Do outro lado, o cão que guardava a propriedade rosnou ferozmente ao ver o homem invadir o local, Enrico correu o mais rápido que pôde e, em um último esforço, escalou o portão para o outro lado.
Ao pisar na calçada, conseguiu ainda dar alguns passos até que sua visão escureceu por completo e ele tombou inconsciente no chão molhado pela chuva.
Flashes dos momentos de sua infância pareciam bem claros em sua memória. Havia um lindo sorriso no rosto de sua mãe quando ela o acordava pela manhã para ir à escola. Fazia tempo que não sonhava com a imagem terna e bela.

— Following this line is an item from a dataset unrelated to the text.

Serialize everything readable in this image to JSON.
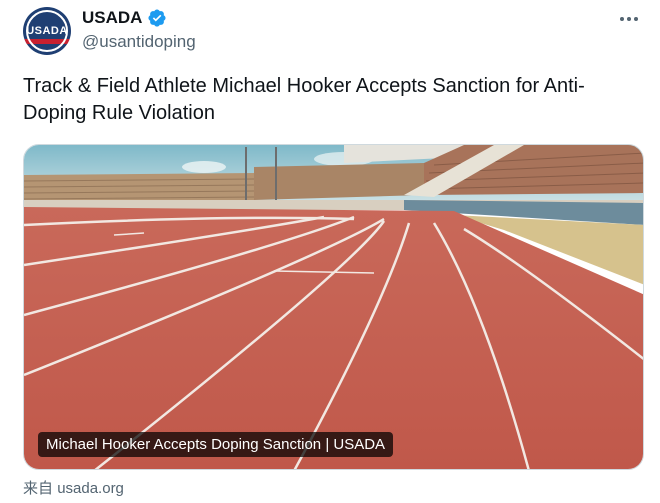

As pálpebras abriram lentamente e se fecharam. Apesar da visão turva, ele vislumbrou a mulher de cabelos molhados, ela tinha uma aparência que recordava a mãe de Enrico.
— Mamãe — Enrico sussurrou.
— Não se mexa, — a médica ordenou enquanto o homem ferido delirava, — vou cuidar de você!
Lívia arrancou a manga de sua camisa branca e enrolou no braço ensanguentado do homem desconhecido antes de arratá-lo para o carro.
Pelas ruas molhadas, ela estava dirigindo em alta velocidade para socorrer o homem que permanecia inconsciente no banco de trás do veículo. A médica freou bruscamente em frente ao hospital. Seria complicado carregar aquele homem alto e musculoso até uma das salas com materiais de suturas. Pelo inchaço que se formou na cabeça dele, provavelmente, ele teve uma concussão.
Após tirá-lo do carro, ela o arrastou até uma maca com certa dificuldade e conseguiu levá-lo até a sala onde encontraria o material necessário para cuidar daqueles ferimentos. Por um instante, julgou a si mesma por estar sozinha ajudando um homem que nem conhecia.
— O juramento de Hipócrates! — Lembrou-se de sua promessa no dia da cerimônia de formatura. — Cumprir segundo meu poder e minha razão.
Ela respirou profundamente, pegou a tesoura e logo rasgou a manga do blazer para examinar melhor o ferimento no braço ensanguentado.
— Ferimento de facada! — murmurou para si mesma.
Lívia deu início ao procedimento de sutura após a limpeza do ferimento e aplicação de anestesia local. Passou o quinto, e último, fio de seda e então fechou antes de dar o nó. Examinou o inchaço na testa de Enrico, ele fez um muxoxo quando ela pressionou os dedos sobre o hematoma. Precisaria fazer uma tomografia e limpar o pequeno corte no supercílio. Toda aquela agitação a fez lembrar da época em que exercia o trabalho braçal, durante a residência no hospital da Francês.